C’est une folie collective dingue, burlesque et débridée qui nous attend là, que nous savourons avec gourmandise et qui restera en bonne place parmi les souvenirs merveilleux. Ceux dont le théâtre sait nous combler les jours fabuleux.

Que cela soit dit une bonne fois pour toutes ! Si la troupe du Français excelle dans la précision de jeux frisant le parfait aux étoiles, Christian Hecq pose problème. Il est fou à lier cet homme, ce n’est pas possible autrement ! Porter ainsi le comique au sublime et qu’on ne voit rien venir, c’est normal ça ? Ah mais, c’est un cas unique à traiter, cet énergumène ! Un cas d’école pour la communauté psychiatrique option théâtre, un sujet d’oral pour les internes en dernière année de spécialisation arts du spectacle !
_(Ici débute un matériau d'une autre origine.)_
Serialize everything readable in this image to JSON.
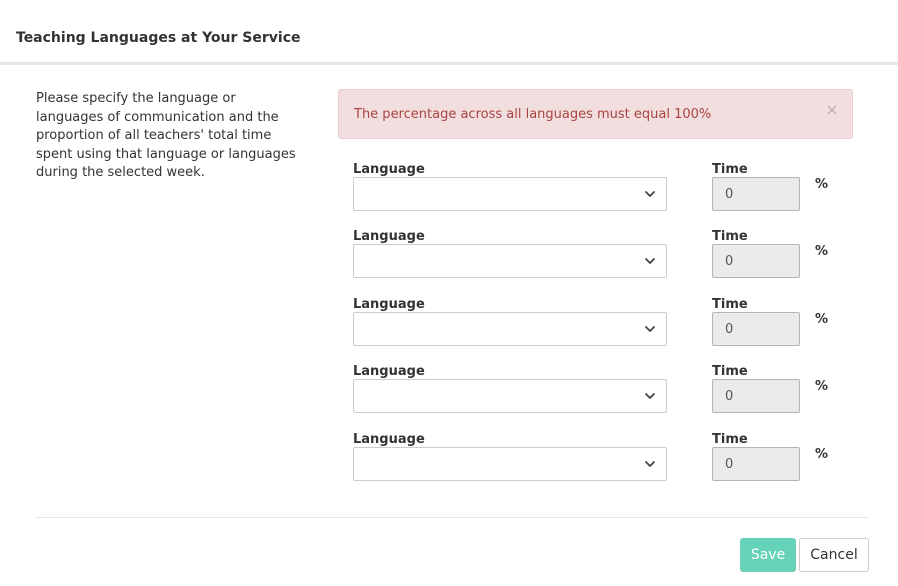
{
  "modal": {
    "title": "Teaching Languages at Your Service",
    "description": "Please specify the language or languages of communication and the proportion of all teachers' total time spent using that language or languages during the selected week."
  },
  "alert": {
    "message": "The percentage across all languages must equal 100%",
    "close_symbol": "×",
    "background_color": "#f2dede",
    "text_color": "#a94442"
  },
  "rows": [
    {
      "language_label": "Language",
      "language_value": "",
      "time_label": "Time",
      "time_value": "0",
      "unit": "%"
    },
    {
      "language_label": "Language",
      "language_value": "",
      "time_label": "Time",
      "time_value": "0",
      "unit": "%"
    },
    {
      "language_label": "Language",
      "language_value": "",
      "time_label": "Time",
      "time_value": "0",
      "unit": "%"
    },
    {
      "language_label": "Language",
      "language_value": "",
      "time_label": "Time",
      "time_value": "0",
      "unit": "%"
    },
    {
      "language_label": "Language",
      "language_value": "",
      "time_label": "Time",
      "time_value": "0",
      "unit": "%"
    }
  ],
  "icons": {
    "select_chevron": "chevron-down-icon",
    "alert_close": "close-icon"
  },
  "footer": {
    "save_label": "Save",
    "cancel_label": "Cancel",
    "save_color": "#66d2b8"
  }
}
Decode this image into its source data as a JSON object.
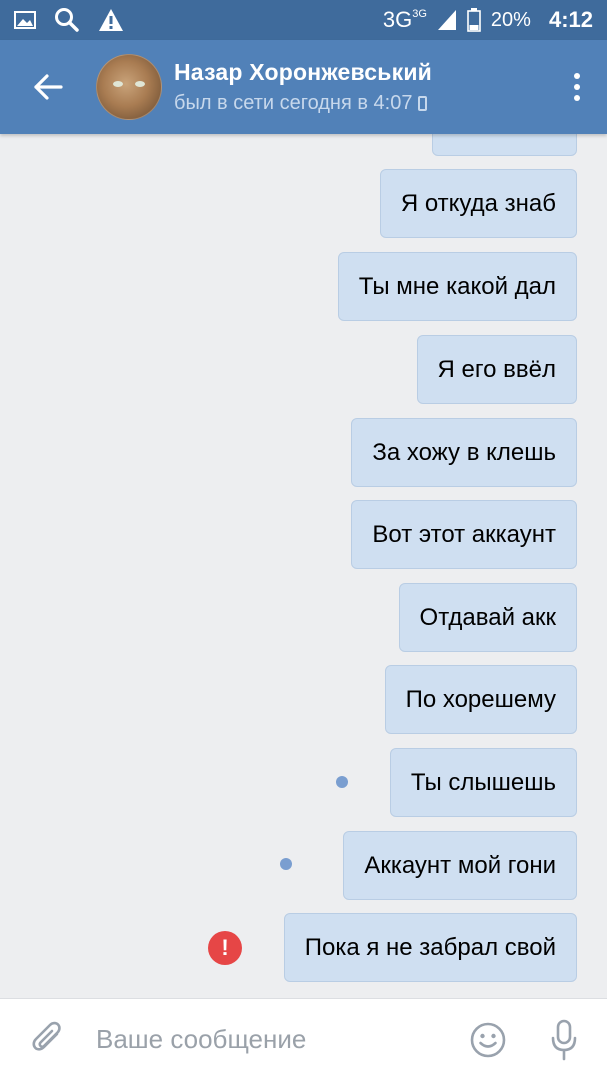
{
  "status_bar": {
    "network": "3G",
    "network_sup": "3G",
    "battery": "20%",
    "time": "4:12",
    "icons": [
      "gallery-icon",
      "search-icon",
      "warning-icon",
      "signal-icon",
      "battery-icon"
    ]
  },
  "header": {
    "contact_name": "Назар Хоронжевський",
    "last_seen": "был в сети сегодня в 4:07"
  },
  "messages": [
    {
      "text": "Я откуда знаб",
      "status": "sent"
    },
    {
      "text": "Ты мне какой дал",
      "status": "sent"
    },
    {
      "text": "Я его ввёл",
      "status": "sent"
    },
    {
      "text": "За хожу в клешь",
      "status": "sent"
    },
    {
      "text": "Вот этот аккаунт",
      "status": "sent"
    },
    {
      "text": "Отдавай акк",
      "status": "sent"
    },
    {
      "text": "По хорешему",
      "status": "sent"
    },
    {
      "text": "Ты слышешь",
      "status": "unread"
    },
    {
      "text": "Аккаунт мой гони",
      "status": "unread"
    },
    {
      "text": "Пока я не забрал свой",
      "status": "error"
    }
  ],
  "composer": {
    "placeholder": "Ваше сообщение"
  },
  "colors": {
    "status_bar": "#3f6b9c",
    "app_bar": "#5181b8",
    "bubble": "#cfdff1",
    "background": "#edeef0",
    "error": "#e64646",
    "unread_dot": "#7a9ed0"
  }
}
Cet immense comédien incarne Bouzin comme Georges Feydeau aurait sans doute mérité de le voir. Il joue avec ses partenaires, avec l’adresse juste d’un fourbe sympathique, la poésie d’un Machiavel bienveillant et la féerie d’un clown survolté. Ses séquences sont à passer en boucle dans les écoles de théâtre, les profs peuvent aller prendre un verre sans rougir.

La mise en scène délirante façon allegro con fuoco de Jérôme Deschamps ravage tout sur son passage et permet à la distribution de transcender la pièce et de la porter aux nues. Ils semblent tous heureux les bienheureux et nous le font devenir séance tenante.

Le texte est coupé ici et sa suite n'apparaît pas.